Crude Prices May Fall, Then Rise

11/13/2007 12:00 am EST


Peter Way

Founder and CIO, Peter Way Associates

Peter F. Way, editor of Block Traders’ Oil and Gold Monitor, says oil prices are inflated now, but worldwide supply/demand imbalances will drive crude higher in the long run.

No secret that crude is now at artificially high prices. The declining settlement prices out in time tell that.

But they don’t tell how that curve is likely to shift, up or down, between now and 2010. And shift it will.

The high forecasts for mid-2008 expirations (April through September) have tended to bunch up at the $80-$5 level, and are now around $90.

The long-term issue with oils is fairly simple. The worldwide imbalance of energy demand and the cost and quantity of findable and deliverable oil will continue to drive crude prices higher. The limit is the cost of alternative energy sources and the time it takes to make them available. Well-known, respected oil analysts put the balance point at a minimum of $150 a barrel, only a few years out.

And the further we go out in 2008, the tighter they see things getting. War and weather are passing events on the ultimate playing out of supply and demand.

Against this backdrop, any supply constraints are likely to be reflected in higher prices, at least temporarily. There always are refinery or delivery or weather problems that can be pointed to as the reason.

Right now one favored rationale is potential pipeline disruption as a result of Turkish-Kurdish border conflicts. It is not in the best interest of either side in that quarrel to have area pipelines damaged, so the odds of it happening are less. Actually, a far more serious condition could erupt elsewhere, and it may be starting to be factored into prices now.

That has to do with the Iranian nuclear development activities. The pretense that they have any peaceful purpose is an obvious sham to concerned governments, particularly the US and Israel. As the remaining term of the present US administration shortens, the odds that some forceful action will be taken increases.

Such action would likely prompt Iran to cause the sinking of one or more very large crude carriers that transit the Strait of Hormuz by the dozen every day. Those vessels, in restricted navigation space, are easy targets for even limited, unsophisticated attack methods.

A blockage of that waterway would cause an immediate and severe crude oil shortage, worldwide.
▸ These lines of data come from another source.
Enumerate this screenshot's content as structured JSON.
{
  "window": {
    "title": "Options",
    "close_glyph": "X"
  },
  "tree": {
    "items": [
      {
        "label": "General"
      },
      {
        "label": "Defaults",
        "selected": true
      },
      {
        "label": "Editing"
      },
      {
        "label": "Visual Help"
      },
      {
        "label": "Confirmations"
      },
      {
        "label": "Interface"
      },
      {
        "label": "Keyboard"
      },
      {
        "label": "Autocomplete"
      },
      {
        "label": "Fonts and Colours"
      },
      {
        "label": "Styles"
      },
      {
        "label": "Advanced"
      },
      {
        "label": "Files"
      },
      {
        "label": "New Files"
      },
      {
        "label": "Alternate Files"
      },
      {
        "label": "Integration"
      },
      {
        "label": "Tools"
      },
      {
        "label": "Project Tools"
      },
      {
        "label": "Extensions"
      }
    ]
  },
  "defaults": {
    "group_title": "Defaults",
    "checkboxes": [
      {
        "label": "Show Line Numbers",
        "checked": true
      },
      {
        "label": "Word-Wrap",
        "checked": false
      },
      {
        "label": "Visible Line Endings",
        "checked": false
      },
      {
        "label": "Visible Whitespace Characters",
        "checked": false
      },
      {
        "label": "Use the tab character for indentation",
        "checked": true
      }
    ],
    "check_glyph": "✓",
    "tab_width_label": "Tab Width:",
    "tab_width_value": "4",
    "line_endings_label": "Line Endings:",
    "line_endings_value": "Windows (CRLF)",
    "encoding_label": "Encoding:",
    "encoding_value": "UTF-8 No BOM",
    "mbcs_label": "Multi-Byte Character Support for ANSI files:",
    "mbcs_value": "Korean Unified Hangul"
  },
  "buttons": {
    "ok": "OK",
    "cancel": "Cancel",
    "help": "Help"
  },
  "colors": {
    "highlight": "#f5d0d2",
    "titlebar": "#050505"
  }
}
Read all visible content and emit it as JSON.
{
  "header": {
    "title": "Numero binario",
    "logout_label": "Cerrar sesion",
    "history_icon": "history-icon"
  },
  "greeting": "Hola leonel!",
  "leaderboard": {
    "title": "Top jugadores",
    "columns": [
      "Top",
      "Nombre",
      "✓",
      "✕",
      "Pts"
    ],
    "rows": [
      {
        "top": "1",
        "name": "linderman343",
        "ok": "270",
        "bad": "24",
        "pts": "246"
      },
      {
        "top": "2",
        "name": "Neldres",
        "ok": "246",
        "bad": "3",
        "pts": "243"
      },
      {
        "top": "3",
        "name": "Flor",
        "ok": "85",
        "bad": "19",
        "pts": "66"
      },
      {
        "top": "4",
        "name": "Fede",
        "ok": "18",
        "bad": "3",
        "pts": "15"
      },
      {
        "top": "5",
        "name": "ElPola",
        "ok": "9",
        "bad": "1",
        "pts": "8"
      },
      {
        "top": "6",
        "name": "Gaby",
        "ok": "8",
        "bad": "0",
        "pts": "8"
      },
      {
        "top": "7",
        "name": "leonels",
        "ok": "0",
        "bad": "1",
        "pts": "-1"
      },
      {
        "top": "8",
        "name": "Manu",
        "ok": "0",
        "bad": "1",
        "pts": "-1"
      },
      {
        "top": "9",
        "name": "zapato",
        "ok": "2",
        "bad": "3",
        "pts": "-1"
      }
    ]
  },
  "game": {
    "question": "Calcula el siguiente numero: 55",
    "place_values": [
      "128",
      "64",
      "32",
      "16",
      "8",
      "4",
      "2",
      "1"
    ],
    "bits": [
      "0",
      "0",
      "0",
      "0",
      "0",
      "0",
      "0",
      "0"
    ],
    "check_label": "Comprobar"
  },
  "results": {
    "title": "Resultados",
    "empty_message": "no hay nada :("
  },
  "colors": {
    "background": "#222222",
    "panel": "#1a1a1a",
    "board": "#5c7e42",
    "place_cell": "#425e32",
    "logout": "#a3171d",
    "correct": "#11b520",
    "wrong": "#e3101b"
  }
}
Crude prices could double, quickly, if the interruption were to last more than a few weeks.

If the potential for another Crimean War subsides and is not replaced by a devastating earthquake, the big guns at the crude oil table see the lowest retreat of prices in the next few months back to a likely minimum of $70. But probably not for long if it does.

More likely is that we will have continued reflections of tightening supply and a trend of rising prices, with fluctuations as periods of ease are interspersed. They may provide buying opportunities.